UK shareholders should therefore be entitled to rely on the adequate consideration defence to permit them to (i) purchase shares in companies exposed to the cannabis industry; (ii) receive dividends paid on those shares and (iii) sell those shares for a profit if the share price has risen since they were acquired, in each case without such conduct constituting an offence under s329. It must be noted, however, that in relation to points (i) and (iii) offences under s328 and s327 POCA (respectively) may still be committed.
A key consideration for each offence is therefore to ask when the relevant activity took place and consider any available defences accordingly.
The Complete Defence – Suspicious Activity Reports
Notwithstanding the above considerations, POCA also specifies a method to ensure that the various money laundering offences would not be committed. ss327(2), 328(2) and 329(2) all set out that a person does not commit an offence under the relevant section if they make an “authorised disclosure” and obtain the appropriate consent.
This “authorised disclosure” takes the form of a suspicious activity report (a SAR) that is typically submitted to the National Crime Agency (the NCA).
If a person submits a SAR before they undertake the relevant act and receives consent to proceed from the NCA then they will not commit a money laundering offence in respect of that conduct. The NCA may give “active” consent (i.e. respond saying that consent is granted). In addition, if the NCA do not respond to a SAR within seven working days from the first working day after submission then they are deemed to have given consent and the person may proceed (s335(5) POCA).
However, despite the clarity and comfort that an approved SAR can provide, it should also be noted that it cannot be used to obtain “blanket” permission.

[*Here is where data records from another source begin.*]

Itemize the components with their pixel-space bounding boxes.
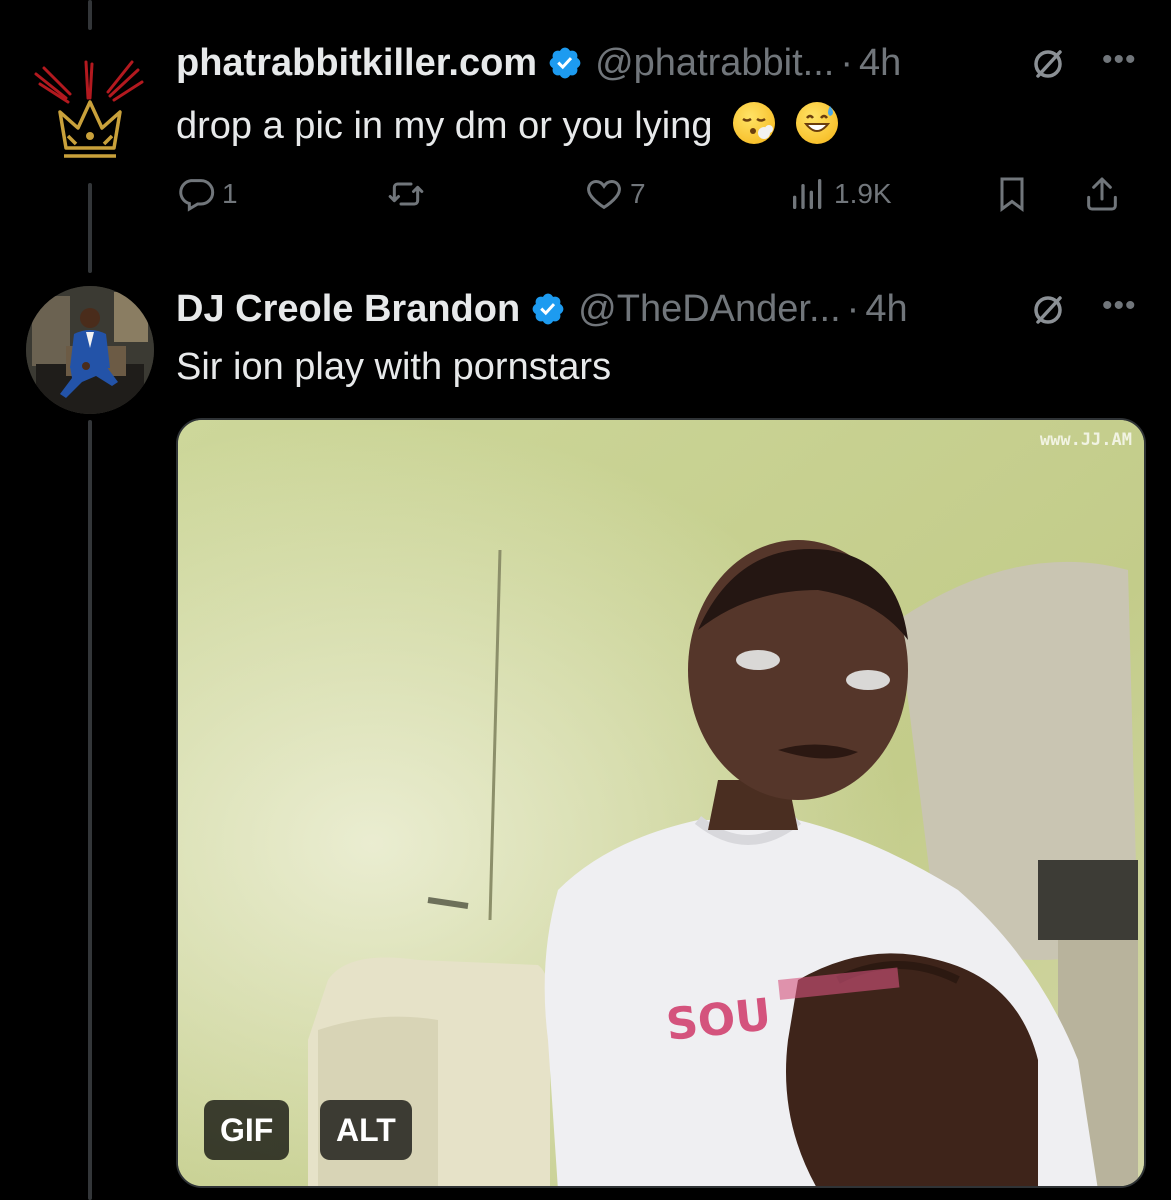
share-button[interactable] <box>1082 174 1122 214</box>
verified-badge-icon <box>532 293 564 325</box>
crown-logo-icon <box>34 60 144 158</box>
analytics-icon <box>793 179 822 209</box>
shirt-print-text: SOU <box>664 989 774 1051</box>
gif-watermark: www.JJ.AM <box>1039 430 1132 450</box>
gif-media[interactable]: SOU www.JJ.AM GIF ALT <box>176 418 1146 1188</box>
like-count: 7 <box>630 178 646 209</box>
more-options-icon[interactable]: ••• <box>1102 42 1137 78</box>
bookmark-button[interactable] <box>992 174 1032 214</box>
separator-dot: · <box>840 42 854 84</box>
gif-frame-image: SOU <box>178 420 1144 1186</box>
alt-text-badge[interactable]: ALT <box>320 1100 412 1160</box>
reply-button[interactable]: 1 <box>176 174 238 214</box>
handle[interactable]: @TheDAnder... <box>578 286 840 332</box>
tweet-text: Sir ion play with pornstars <box>176 346 612 388</box>
timestamp[interactable]: 4h <box>859 40 901 86</box>
avatar-dj-creole-brandon[interactable] <box>26 286 154 414</box>
like-button[interactable]: 7 <box>584 174 646 214</box>
avatar-phatrabbitkiller[interactable] <box>26 40 154 168</box>
display-name[interactable]: phatrabbitkiller.com <box>176 40 537 86</box>
share-icon <box>1087 177 1117 211</box>
handle[interactable]: @phatrabbit... <box>595 40 834 86</box>
profile-photo-icon <box>26 286 154 414</box>
display-name[interactable]: DJ Creole Brandon <box>176 286 520 332</box>
tweet-phatrabbitkiller[interactable]: phatrabbitkiller.com @phatrabbit... · 4h… <box>0 0 1171 240</box>
retweet-button[interactable] <box>386 174 432 214</box>
face-exhaling-emoji <box>733 102 776 144</box>
tweet-header: phatrabbitkiller.com @phatrabbit... · 4h <box>176 40 901 86</box>
grok-icon[interactable] <box>1030 292 1066 328</box>
views-button[interactable]: 1.9K <box>788 174 892 214</box>
tweet-text: drop a pic in my dm or you lying <box>176 102 838 149</box>
view-count: 1.9K <box>834 178 892 209</box>
grok-icon[interactable] <box>1030 46 1066 82</box>
reply-icon <box>179 179 215 212</box>
retweet-icon <box>388 182 424 206</box>
more-options-icon[interactable]: ••• <box>1102 288 1137 324</box>
timestamp[interactable]: 4h <box>865 286 907 332</box>
separator-dot: · <box>846 288 860 330</box>
gif-badge[interactable]: GIF <box>204 1100 290 1160</box>
tweet-header: DJ Creole Brandon @TheDAnder... · 4h <box>176 286 908 332</box>
grinning-sweat-emoji <box>795 102 838 144</box>
heart-icon <box>587 179 621 210</box>
bookmark-icon <box>1000 177 1024 212</box>
verified-badge-icon <box>549 47 581 79</box>
reply-count: 1 <box>222 178 238 209</box>
tweet-actions: 1 7 1.9K <box>176 172 1146 218</box>
tweet-text-content: drop a pic in my dm or you lying <box>176 105 713 147</box>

To adhere to the SAR regime an investor would technically have to submit a SAR each time they decided to take an action in respect of their “criminal property” – such as purchasing shares, receiving dividends or selling their shares. Investors might therefore end up burdening themselves with unwelcome reporting obligations and the NCA with excessive numbers of reports to process.
- UK investors in cannabis-related companies, even indirectly, risk technically committing money laundering offences under POCA.
- Investors could consider a couple of defences in POCA and its interpretation in the courts. Existing shareholders in businesses that are moving into this space may take comfort from these defences
- In any event, any existing or prospective shareholder can safeguard the legality of their investments by submitting a SAR to the NCA and receiving consent (active or deemed) to proceed with their proposed activity (be it selling existing investments, holding them and receiving dividends or making new investments).
This area of law and its application in the specific context of investing in cannabis companies has yet to be tested in the courts or commented on by the UK authorities. A clear way to resolve any current ambiguity in the legislation could be for the UK Government to amend the 2006 Order or to issue some guidance to investors. No matter which way the UK Government decides to proceed with this issue, the SAR regime – which is already overburdened with the number of submissions made to the NCA – cannot and should not be relied upon to be the sole source of certainty in this area.
As the legal cannabis industry continues to increase in value over the coming years and the investments exposed to it become more numerous and available, we will watch with interest to see whether the UK authorities turn over a new leaf in their anti-money laundering strategy.